Zirconium is a lustrous, grayish-white, soft, ductile, and malleable metal which is solid at room temperature, though it becomes hard and brittle at lower purities. In powder form, zirconium is highly flammable, but the solid form is far less prone to igniting. Zirconium is highly resistant to corrosion by alkalis, acids, salt water, and other agents. However, it will dissolve in hydrochloric and sulfuric acid, especially when fluorine is present. Alloys with zinc become magnetic below 35 K.

The melting point of zirconium is at 1855°C, and the boiling point is at 4409°C. Zirconium has an electronegativity of 1.33 on the Pauling scale. Of the elements within d-block, zirconium has the fourth lowest electronegativity after yttrium, lutetium, and hafnium.

The zirconium-containing mineral zircon, or its variations (jargoon, hyacinth, jacinth, ligure), were mentioned in biblical writings.

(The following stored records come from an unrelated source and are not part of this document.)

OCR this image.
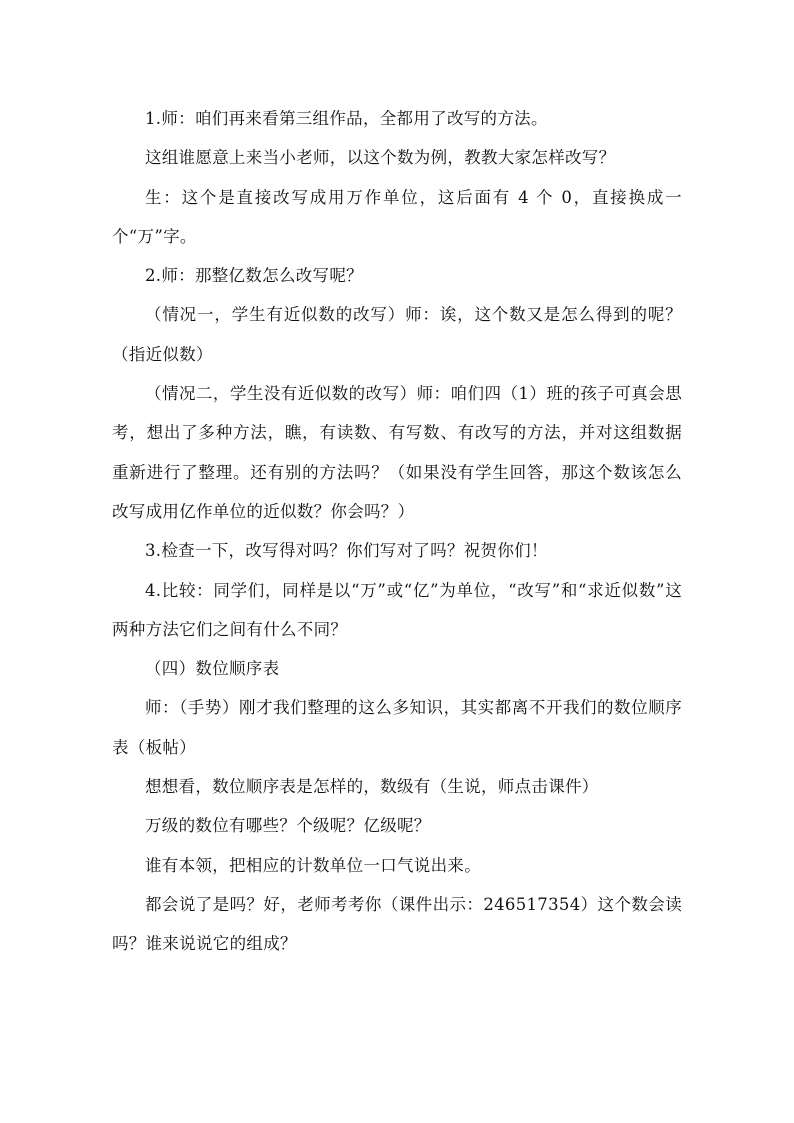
1.师：咱们再来看第三组作品，全都用了改写的方法。

这组谁愿意上来当小老师，以这个数为例，教教大家怎样改写？

生：这个是直接改写成用万作单位，这后面有 4 个 0，直接换成一个“万”字。

2.师：那整亿数怎么改写呢？

（情况一，学生有近似数的改写）师：诶，这个数又是怎么得到的呢？（指近似数）

（情况二，学生没有近似数的改写）师：咱们四（1）班的孩子可真会思考，想出了多种方法，瞧，有读数、有写数、有改写的方法，并对这组数据重新进行了整理。还有别的方法吗？（如果没有学生回答，那这个数该怎么改写成用亿作单位的近似数？你会吗？）

3.检查一下，改写得对吗？你们写对了吗？祝贺你们！

4.比较：同学们，同样是以“万”或“亿”为单位，“改写”和“求近似数”这两种方法它们之间有什么不同？

（四）数位顺序表

师：（手势）刚才我们整理的这么多知识，其实都离不开我们的数位顺序表（板帖）

想想看，数位顺序表是怎样的，数级有（生说，师点击课件）

万级的数位有哪些？个级呢？亿级呢？

谁有本领，把相应的计数单位一口气说出来。

都会说了是吗？好，老师考考你（课件出示：246517354）这个数会读吗？谁来说说它的组成？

The mineral was not known to contain a new elementZirconium until 1789, when Klaproth analyzed a jargoon from the island of Sri Lanka in the Indian Ocean. He named the new element Zirkonerde (zirconia). Humphry Davy attempted to isolate this new element in 1808 through electrolysis, but failed. Zirconium (from Syriac zargono, Arabic zarkûn from Persian zargûn meaning "gold like") was first isolated in an impure form in 1824 by Berzelius by heating a mixture of potassium and potassium-zirconium fluoride in a small decomposition process conducted in an iron tube.

The crystal bar process (or Iodide process), discovered by Anton Eduard van Arkel and Jan Hendrik de Boer in 1925, was the first industrial process for the commercial production of pure metallic zirconium. The process involved thermally decomposing zirconium tetraiodide. It was superseded in 1945 by the much cheaper Kroll process developed by William Justin Kroll, in which zirconium tetrachloride is broken down by magnesium.